2022-07-15 05:47:26,335 INFO [RMCommunicator Allocator] org.apache.hadoop.mapreduce.v2.app.rm.RMContainerAllocator: Assigned container container_1657863401829_0020_01_000002 to attempt_1657863401829_0020_m_000000_0
2022-07-15 05:47:41,365 INFO [AsyncDispatcher event handler] org.apache.hadoop.mapreduce.v2.app.job.impl.TaskAttemptImpl: attempt_1657863401829_0020_m_000000_0 TaskAttempt Transitioned from SUCCESS_FINISHING_CONTAINER to SUCCEEDED
If a container has completed with error, then we will see these loglines next to each other:
2022-07-15 06:36:32,593 INFO [RMCommunicator Allocator] org.apache.hadoop.mapreduce.v2.app.rm.RMContainerAllocator: Received completed container container_1657863401829_0212_01_000009
2022-07-15 06:36:32,594 INFO [AsyncDispatcher event handler] org.apache.hadoop.mapreduce.v2.app.job.impl.TaskAttemptImpl: Diagnostics report from attempt_1657863401829_0212_m_000000_1: Container [pid=19146,containerID=container_1657863401829_0212_01_000009] is running beyond physical memory limits. Current usage: 4.1 GB of 4 GB physical memory used; 7.8 GB of 20 GB virtual memory used. Killing container.
In our example, container_1657863401829_0212_01_000009
has failed. So the next thing to look up is what this particular container was doing at the time of failure. We can navigate down to the subfolder that contains the logs:
The last few lines from syslog tell us the commands Hadoop was executing:
2022-07-15 06:29:14,377 INFO [main] org.apache.sqoop.mapreduce.db.DBRecordReader: Working on split: 1=1 AND 1=1
2022-07-15 06:29:14,490 INFO [main] org.apache.sqoop.mapreduce.db.DBRecordReader: Executing query: SELECT "C_PRIM_KEY_11784961","C_DATA_7CCA9B4E" FROM "PCC_ITXA"."v_pcc_itxa_spe_map_da_5504807e" WHERE ( 1=1 ) AND ( 1=1 )

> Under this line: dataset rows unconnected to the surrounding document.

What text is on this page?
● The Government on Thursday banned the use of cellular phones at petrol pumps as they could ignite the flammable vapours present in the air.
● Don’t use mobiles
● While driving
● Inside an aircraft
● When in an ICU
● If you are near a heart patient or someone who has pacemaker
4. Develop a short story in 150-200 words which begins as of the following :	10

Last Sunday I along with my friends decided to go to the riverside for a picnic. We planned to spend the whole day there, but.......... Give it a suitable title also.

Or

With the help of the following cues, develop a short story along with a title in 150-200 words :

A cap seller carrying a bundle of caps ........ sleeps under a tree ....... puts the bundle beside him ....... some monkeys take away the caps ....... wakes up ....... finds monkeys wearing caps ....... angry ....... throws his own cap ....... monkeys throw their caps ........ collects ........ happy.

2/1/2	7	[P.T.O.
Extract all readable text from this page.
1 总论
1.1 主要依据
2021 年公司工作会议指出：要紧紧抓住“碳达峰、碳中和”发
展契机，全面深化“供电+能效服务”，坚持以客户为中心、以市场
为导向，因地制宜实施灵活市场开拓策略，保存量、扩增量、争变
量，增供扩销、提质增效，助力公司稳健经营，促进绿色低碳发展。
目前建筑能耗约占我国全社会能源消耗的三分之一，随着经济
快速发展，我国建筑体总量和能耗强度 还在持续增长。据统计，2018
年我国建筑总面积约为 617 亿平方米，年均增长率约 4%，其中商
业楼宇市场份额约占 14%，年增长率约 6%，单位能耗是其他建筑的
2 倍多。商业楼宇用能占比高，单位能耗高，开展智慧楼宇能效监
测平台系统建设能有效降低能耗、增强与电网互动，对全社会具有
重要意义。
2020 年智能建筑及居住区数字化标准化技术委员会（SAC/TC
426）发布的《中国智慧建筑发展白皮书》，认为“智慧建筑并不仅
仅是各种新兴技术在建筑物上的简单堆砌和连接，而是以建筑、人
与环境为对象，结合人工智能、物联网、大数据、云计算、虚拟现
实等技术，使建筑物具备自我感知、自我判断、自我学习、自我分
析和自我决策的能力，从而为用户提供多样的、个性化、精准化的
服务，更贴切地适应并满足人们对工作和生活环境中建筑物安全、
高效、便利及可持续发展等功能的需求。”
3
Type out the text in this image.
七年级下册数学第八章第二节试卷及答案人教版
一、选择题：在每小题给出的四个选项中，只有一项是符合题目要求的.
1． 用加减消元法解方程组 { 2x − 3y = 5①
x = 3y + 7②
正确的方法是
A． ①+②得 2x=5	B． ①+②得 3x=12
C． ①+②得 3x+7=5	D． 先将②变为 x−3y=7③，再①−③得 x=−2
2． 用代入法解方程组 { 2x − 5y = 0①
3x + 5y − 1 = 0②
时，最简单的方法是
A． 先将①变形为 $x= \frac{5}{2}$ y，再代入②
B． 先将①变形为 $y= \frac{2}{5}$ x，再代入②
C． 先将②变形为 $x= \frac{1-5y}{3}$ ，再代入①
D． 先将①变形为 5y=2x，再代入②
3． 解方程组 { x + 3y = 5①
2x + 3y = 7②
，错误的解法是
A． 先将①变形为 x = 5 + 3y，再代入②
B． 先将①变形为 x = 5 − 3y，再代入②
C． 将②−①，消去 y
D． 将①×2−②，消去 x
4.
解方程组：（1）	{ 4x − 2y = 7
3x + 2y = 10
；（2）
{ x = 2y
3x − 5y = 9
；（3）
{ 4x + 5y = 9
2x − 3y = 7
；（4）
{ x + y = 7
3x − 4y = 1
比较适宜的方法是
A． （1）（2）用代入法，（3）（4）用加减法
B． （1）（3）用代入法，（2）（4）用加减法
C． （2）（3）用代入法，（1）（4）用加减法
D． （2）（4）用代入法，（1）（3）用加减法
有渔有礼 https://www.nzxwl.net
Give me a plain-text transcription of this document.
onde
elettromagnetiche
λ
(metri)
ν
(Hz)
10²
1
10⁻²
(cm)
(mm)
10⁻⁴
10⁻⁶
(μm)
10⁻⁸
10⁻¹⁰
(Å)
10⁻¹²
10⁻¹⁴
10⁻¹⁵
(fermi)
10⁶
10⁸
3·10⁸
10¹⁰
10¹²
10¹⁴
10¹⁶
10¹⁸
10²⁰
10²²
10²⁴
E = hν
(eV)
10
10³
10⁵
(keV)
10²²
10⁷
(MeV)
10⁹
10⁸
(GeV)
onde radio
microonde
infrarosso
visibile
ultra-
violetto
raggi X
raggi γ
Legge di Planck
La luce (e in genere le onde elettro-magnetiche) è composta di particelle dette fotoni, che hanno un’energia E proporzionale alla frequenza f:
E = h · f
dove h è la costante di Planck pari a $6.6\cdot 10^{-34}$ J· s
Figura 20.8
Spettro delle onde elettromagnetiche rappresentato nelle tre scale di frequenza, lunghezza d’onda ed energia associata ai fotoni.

2022-07-15 06:35:48,295 INFO [s3n-worker-2] com.amazon.ws.emr.hadoop.fs.s3n.MultipartUploadOutputStream: uploadPart: partNum 1
The last few lines from stdout which is the output channel of the Hadoop commands:
Jul 15, 2022 6:36:19 AM INFO: parquet.hadoop.ColumnChunkPageWriteStore: written 10,774B for [C_PRIM_KEY_11784961] BINARY: 289 values, 12,145B raw, 10,668B comp, 1 pages, encodings: [RLE, PLAIN, BIT_PACKED]
Jul 15, 2022 6:36:19 AM INFO: parquet.hadoop.ColumnChunkPageWriteStore: written 52,612,603B for [C_DATA_7CCA9B4E] BINARY: 289 values, 116,276,727B raw, 36,761,571B comp, 20 pages, encodings: [RLE, PLAIN, BIT_PACKED]
Jul 15, 2022 6:36:27 AM INFO: parquet.hadoop.InternalParquetRecordWriter: mem size 79,227,168 > 52,428,800: flushing 100 records to disk.
Jul 15, 2022 6:36:27 AM INFO: parquet.hadoop.InternalParquetRecordWriter:
Too much memory consumed
Flushing mem columnStore to file. allocated memory: 79,398,528
This indicates that the application’s parquet writer was consuming a lot of memory. We likely need to increase the number of partitions or increase the container memory sizes.
In this blog we have provided a step-by-step guide on how to debug EMR step failures including common memory failures. In a follow-up blog we will go into more details on how to fine-tune EMR step settings.